PR promulga diploma que reforça direitos na gravidez e no parto
O Presidente da República promulgou o diploma que reforça os direitos das mulheres durante a gravidez, o parto e o período pós-parto, aprovado pelo parlamento em julho. O texto elimina a expressão “violência obstétrica” e passa a referir práticas inadequadas, desrespeitosas ou não consentidas.

António José Seguro promulgou o decreto da Assembleia da República, aprovado em 17 de julho na sequência de uma iniciativa legislativa do Livre.
O diploma gerou divergências entre os grupos parlamentares, uma vez que o texto de substituição aprovado pela Comissão de Saúde eliminou a referência a “violência obstétrica” que constava do projeto inicial do Livre.
Em alternativa, o texto passou a utilizar a expressão “práticas inadequadas, desrespeitosas ou não consentidas pelas mulheres”.
O diploma define estas práticas, incluindo procedimentos realizados sem indicação clínica fundamentada e necessária ou sem benefício comprovado para a saúde da mulher ou do recém-nascido.
Abrange também situações em que sejam desrespeitadas a dignidade, autonomia, privacidade ou integridade física e emocional da mulher, bem como procedimentos realizados sem informação adequada ou sem consentimento livre e esclarecido, exceto em situações de emergência em que tal não seja possível.

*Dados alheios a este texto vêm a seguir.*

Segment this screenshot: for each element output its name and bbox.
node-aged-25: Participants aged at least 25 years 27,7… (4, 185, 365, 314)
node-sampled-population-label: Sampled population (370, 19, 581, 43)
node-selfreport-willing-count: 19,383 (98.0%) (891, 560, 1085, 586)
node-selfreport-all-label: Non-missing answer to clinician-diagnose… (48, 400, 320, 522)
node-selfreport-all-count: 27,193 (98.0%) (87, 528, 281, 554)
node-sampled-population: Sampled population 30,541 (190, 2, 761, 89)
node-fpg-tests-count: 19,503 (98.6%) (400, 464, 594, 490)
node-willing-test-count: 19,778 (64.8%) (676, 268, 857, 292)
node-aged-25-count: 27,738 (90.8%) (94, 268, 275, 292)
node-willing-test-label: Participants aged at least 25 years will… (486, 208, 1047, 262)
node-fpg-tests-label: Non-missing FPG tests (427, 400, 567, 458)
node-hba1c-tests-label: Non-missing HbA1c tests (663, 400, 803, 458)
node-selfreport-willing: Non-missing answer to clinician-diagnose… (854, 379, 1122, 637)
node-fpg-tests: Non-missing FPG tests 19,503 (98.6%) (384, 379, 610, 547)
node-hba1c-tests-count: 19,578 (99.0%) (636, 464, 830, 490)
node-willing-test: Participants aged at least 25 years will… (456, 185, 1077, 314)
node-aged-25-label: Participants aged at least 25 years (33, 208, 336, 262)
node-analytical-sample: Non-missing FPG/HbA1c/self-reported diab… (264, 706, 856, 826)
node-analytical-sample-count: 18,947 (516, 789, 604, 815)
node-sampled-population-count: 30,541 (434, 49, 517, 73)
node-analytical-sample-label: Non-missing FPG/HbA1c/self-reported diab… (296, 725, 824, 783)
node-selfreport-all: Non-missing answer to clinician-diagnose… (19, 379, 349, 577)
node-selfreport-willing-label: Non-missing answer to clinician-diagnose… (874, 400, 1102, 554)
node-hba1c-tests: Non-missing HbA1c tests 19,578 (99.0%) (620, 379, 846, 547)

Um dos artigos estabelece regras para a eliminação destas práticas, determinando que os procedimentos obstétricos devem obedecer a critérios clínicos adequados, às normas da Direção-Geral da Saúde (DGS) e à melhor evidência científica disponível.
Os procedimentos devem ainda ser acompanhados do necessário consentimento informado da utente.
Sempre que existam indícios de incumprimento reiterado das normas clínicas ou legais em vigor, o diploma prevê a possibilidade de ser determinada uma auditoria clínica.
A nova legislação cria igualmente o Conselho Nacional pela Proteção da Gravidez e dos Cuidados Perinatais.
A Ordem dos Médicos considerou, aquando da aprovação do diploma, que o reforço dos direitos na gravidez, no parto e no puerpério apresenta uma “formulação tecnicamente rigorosa e coerente com a evidência científica internacional”.
Para os médicos, a expressão “violência obstétrica” não tem validação científica e “introduzia conflito na relação terapêutica, fragilizava a confiança das mulheres nos serviços de saúde e estigmatizava injustamente os médicos, em particular os especialistas em Ginecologia e Obstetrícia”.
A Ordem defendeu ainda que o diploma coloca no centro da legislação os direitos das mulheres, o respeito pela sua autonomia, o consentimento informado e a qualidade e segurança dos cuidados, prevendo também a responsabilização das instituições quando ocorram práticas inadequadas.